Wszyscy szukali tej ziemi.
- Też się w ten sposób... Jak już tak sobie teoretycznie mówimy, to się tak nie szuka ziemi. Szuka jeden, a reszta według przyrządów ściśle leci.
Czy powinny zostać dźwiękowe zapisy rozmów z kabiny pilotów po ich odszumieniu?
- Zobaczymy, co z tego wyjdzie. Nie wiem, czy pani...
Ale czy one mogą coś wnieść w ogóle?
- Mogą, w pewnych elementach mogą coś wnieść, bo tam, gdzie są jakieś niezrozumiałe odpowiedzi, dałyby może pełny wyraz do czegoś. Ja nawet podpowiem taki fakt, że załoga nie dostała zgody na lądowanie, tylko dostała te słynne - co ja rozszyfrowałem - "posadku dopołnitielno", czyli to nie jest zgoda na lądowanie. Potem jest coś niezrozumiałego, ktoś powiedział, a później jest "dziękuję". Komendy na lądowanie... Nie dziękuje się za taką komendę. A to słowo, co było przed tym... A może to właśnie jakieś słowo: "a co on powiedział?". Bo ja tak podejrzewam, że oni nie zrozumieli, co wieża im powiedziała.
Czyli jednym słowem, jednak ujawnienie tego mogłoby rozjaśnić sytuację. Czyli powinno być?

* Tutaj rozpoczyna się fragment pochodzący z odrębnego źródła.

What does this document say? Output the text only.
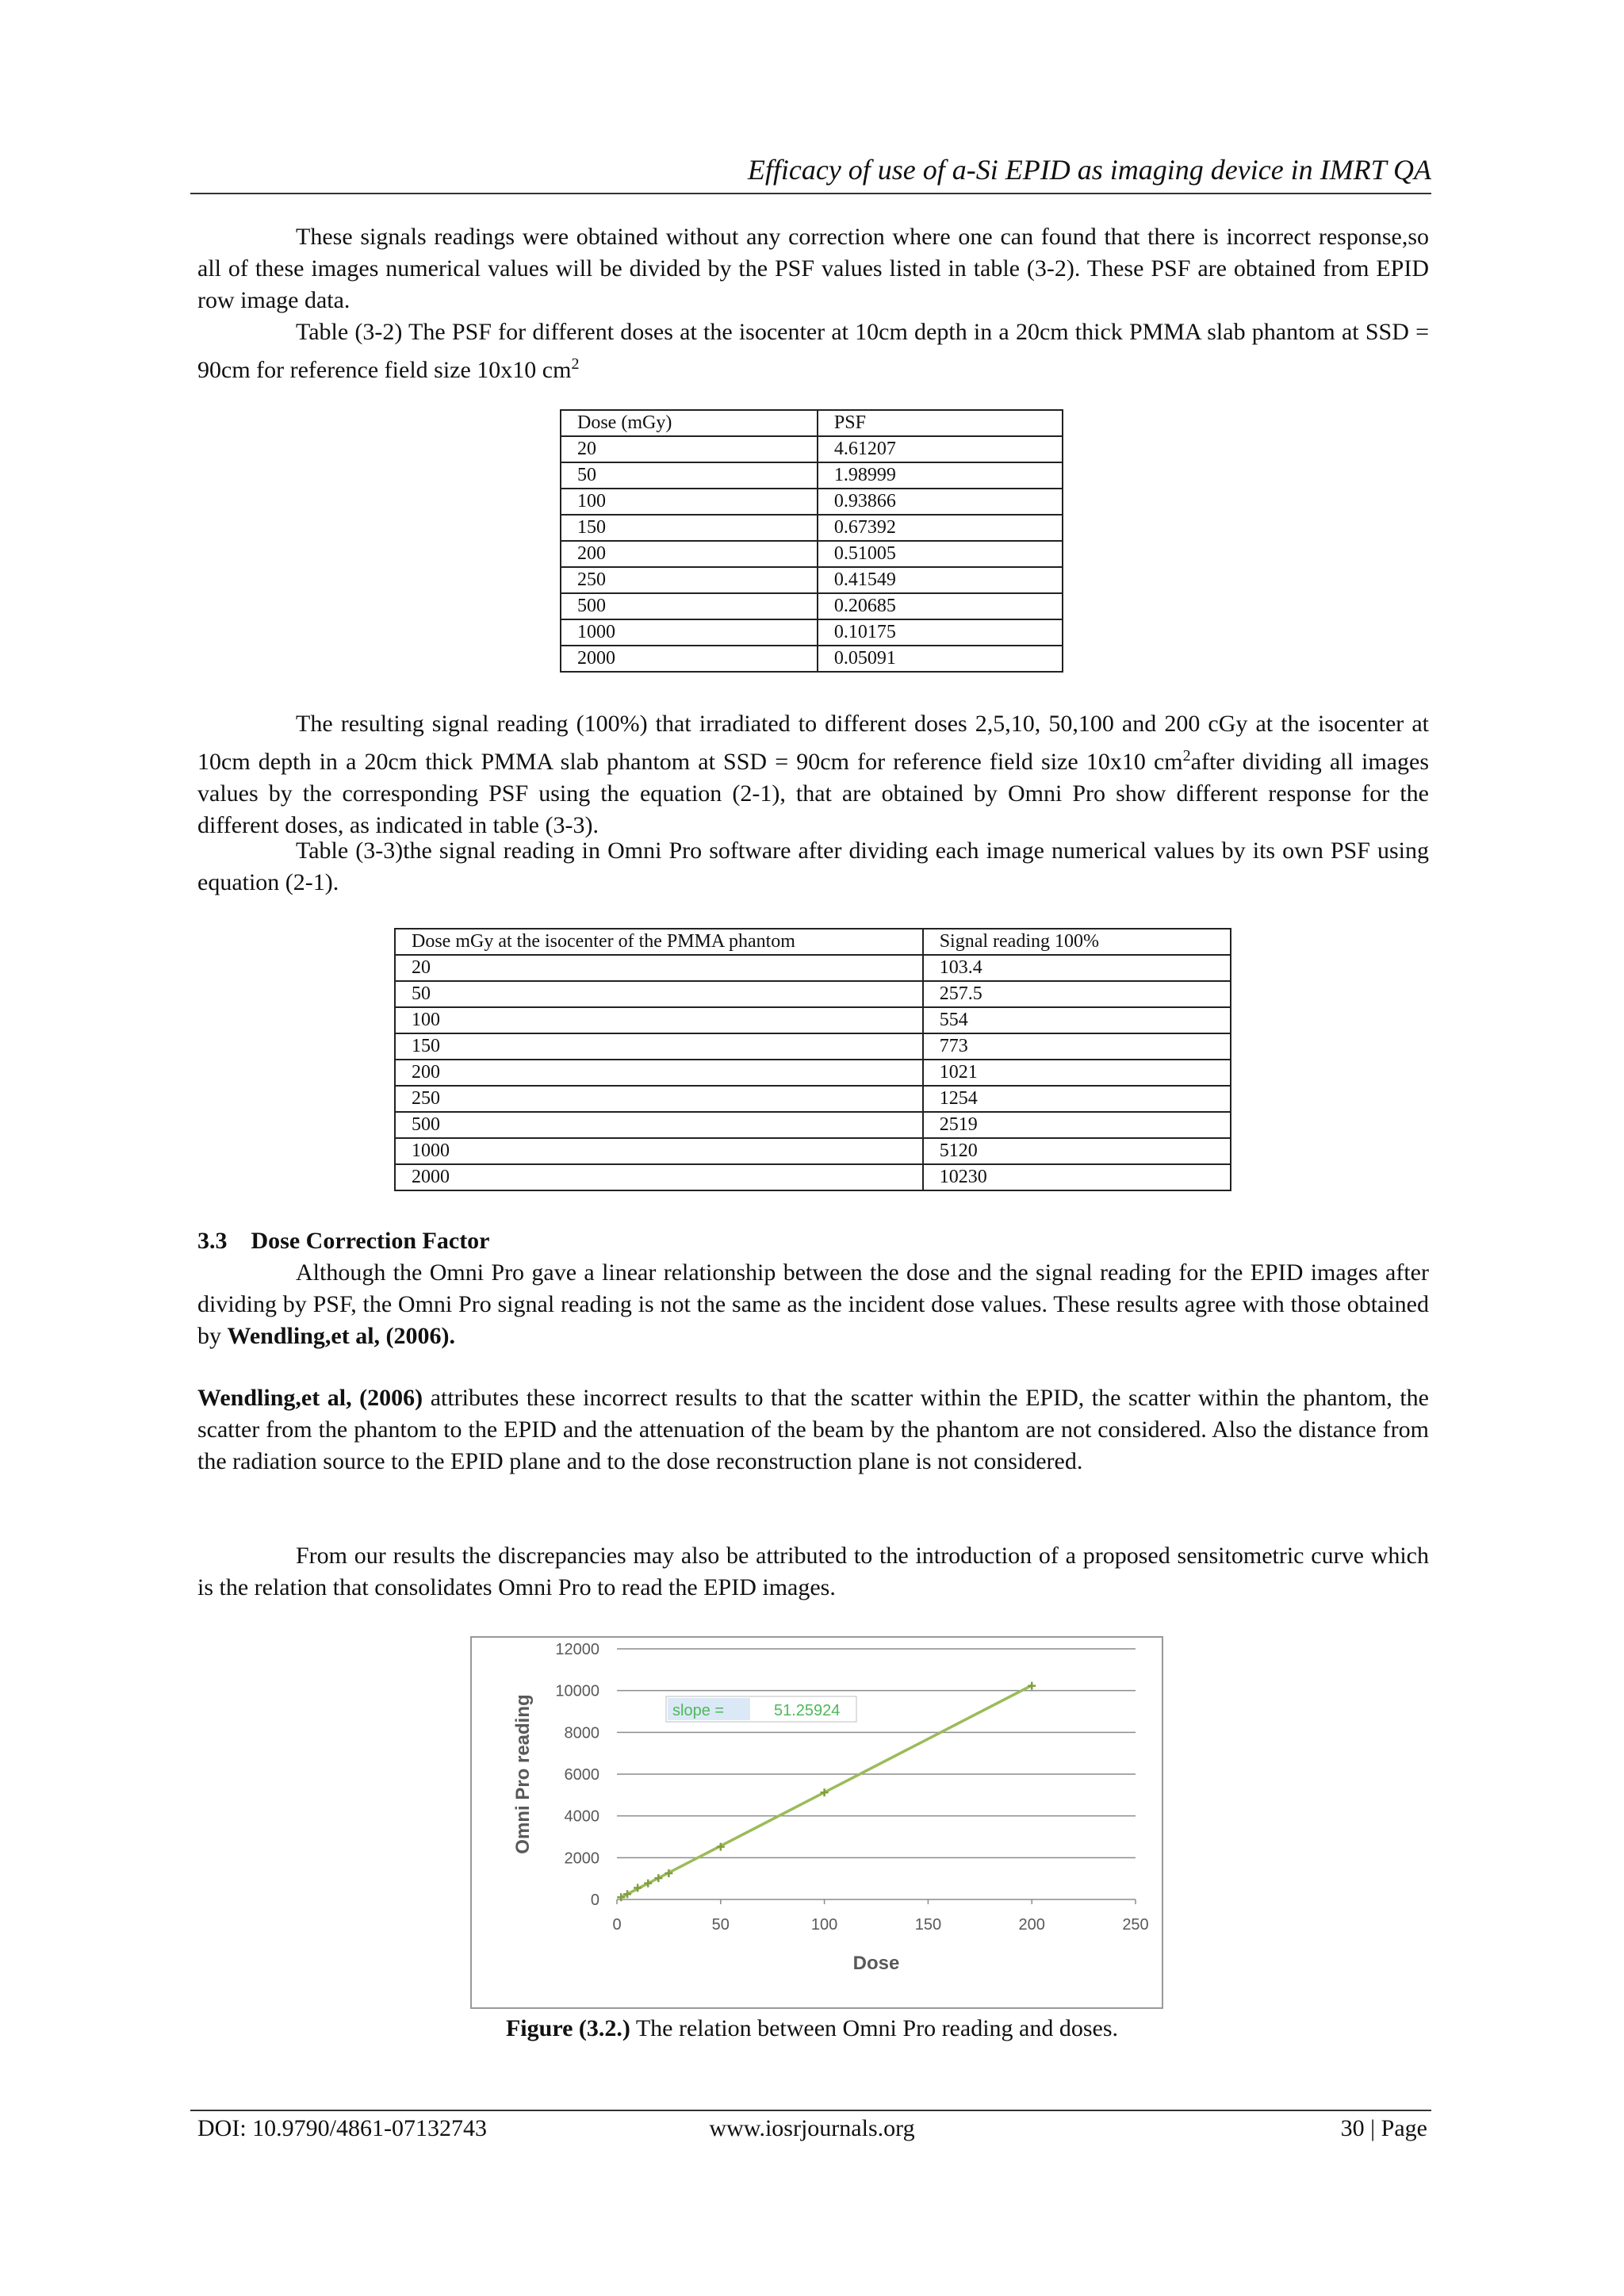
Efficacy of use of a-Si EPID as imaging device in IMRT QA

These signals readings were obtained without any correction where one can found that there is incorrect response,so all of these images numerical values will be divided by the PSF values listed in table (3-2). These PSF are obtained from EPID row image data.

Table (3-2) The PSF for different doses at the isocenter at 10cm depth in a 20cm thick PMMA slab phantom at SSD = 90cm for reference field size 10x10 $cm^2$

Dose (mGy)	PSF
20	4.61207
50	1.98999
100	0.93866
150	0.67392
200	0.51005
250	0.41549
500	0.20685
1000	0.10175
2000	0.05091

The resulting signal reading (100%) that irradiated to different doses 2,5,10, 50,100 and 200 cGy at the isocenter at 10cm depth in a 20cm thick PMMA slab phantom at SSD = 90cm for reference field size 10x10 $cm^2after$ dividing all images values by the corresponding PSF using the equation (2-1), that are obtained by Omni Pro show different response for the different doses, as indicated in table (3-3).

Table (3-3)the signal reading in Omni Pro software after dividing each image numerical values by its own PSF using equation (2-1).

Dose mGy at the isocenter of the PMMA phantom	Signal reading 100%
20	103.4
50	257.5
100	554
150	773
200	1021
250	1254
500	2519
1000	5120
2000	10230
3.3 Dose Correction Factor

Although the Omni Pro gave a linear relationship between the dose and the signal reading for the EPID images after dividing by PSF, the Omni Pro signal reading is not the same as the incident dose values. These results agree with those obtained by Wendling,et al, (2006).

Wendling,et al, (2006) attributes these incorrect results to that the scatter within the EPID, the scatter within the phantom, the scatter from the phantom to the EPID and the attenuation of the beam by the phantom are not considered. Also the distance from the radiation source to the EPID plane and to the dose reconstruction plane is not considered.

From our results the discrepancies may also be attributed to the introduction of a proposed sensitometric curve which is the relation that consolidates Omni Pro to read the EPID images.

0
2000
4000
6000
8000
10000
12000
0	50	100	150	200	250
Dose
Omni Pro reading	slope =	51.25924
Figure (3.2.) The relation between Omni Pro reading and doses.
DOI: 10.9790/4861-07132743	www.iosrjournals.org	30 | Page
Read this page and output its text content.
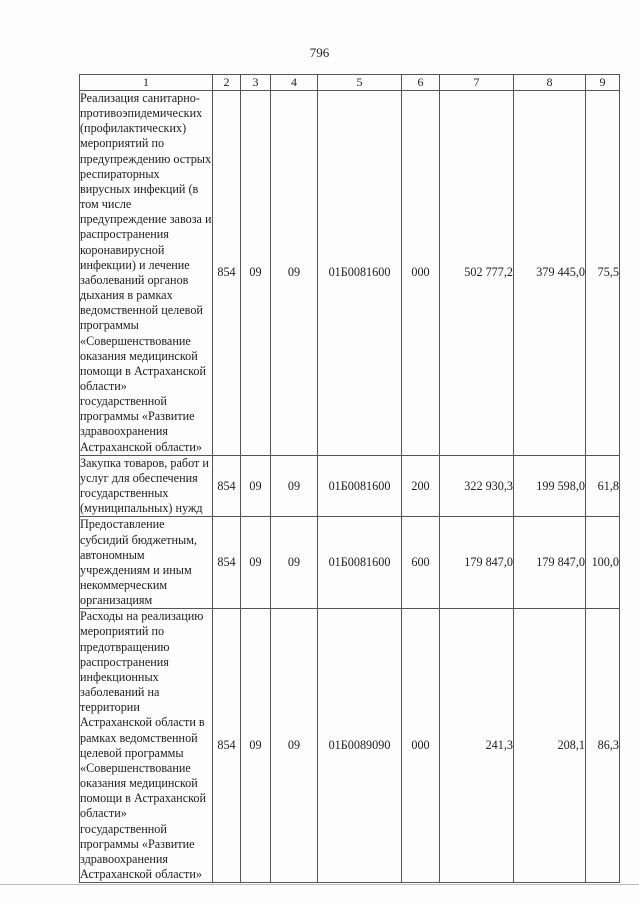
796
1	2	3	4	5	6	7	8	9
Реализация санитарно-противоэпидемических (профилактических) мероприятий по предупреждению острых респираторных вирусных инфекций (в том числе предупреждение завоза и распространения коронавирусной инфекции) и лечение заболеваний органов дыхания в рамках ведомственной целевой программы «Совершенствование оказания медицинской помощи в Астраханской области» государственной программы «Развитие здравоохранения Астраханской области»	854	09	09	01Б0081600	000	502 777,2	379 445,0	75,5
Закупка товаров, работ и услуг для обеспечения государственных (муниципальных) нужд	854	09	09	01Б0081600	200	322 930,3	199 598,0	61,8
Предоставление субсидий бюджетным, автономным учреждениям и иным некоммерческим организациям	854	09	09	01Б0081600	600	179 847,0	179 847,0	100,0
Расходы на реализацию мероприятий по предотвращению распространения инфекционных заболеваний на территории Астраханской области в рамках ведомственной целевой программы «Совершенствование оказания медицинской помощи в Астраханской области» государственной программы «Развитие здравоохранения Астраханской области»	854	09	09	01Б0089090	000	241,3	208,1	86,3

- Ale nie dla opinii publicznej. Tak mnie się wydaje.
Dla kogo w takim razie?
- Dla fachowców. Dla tych, którzy zrobią coś, żeby już nigdy się coś takiego - odpukać - nie powtórzyło. Ja już mówię w ogóle o katastrofie. Bo przecież wziąć pod uwagę: dwa lata wcześniej ta casa. Dla mnie, dla pilota, który latał, to wiem, że podobna przyczyna - w sensie pogodowym - i tej casy, i tego tupolewa: i tam nie mieli prawa lądować w tych warunkach, próbowali; i tu to samo. Dla mnie niezrozumiałe naprawdę.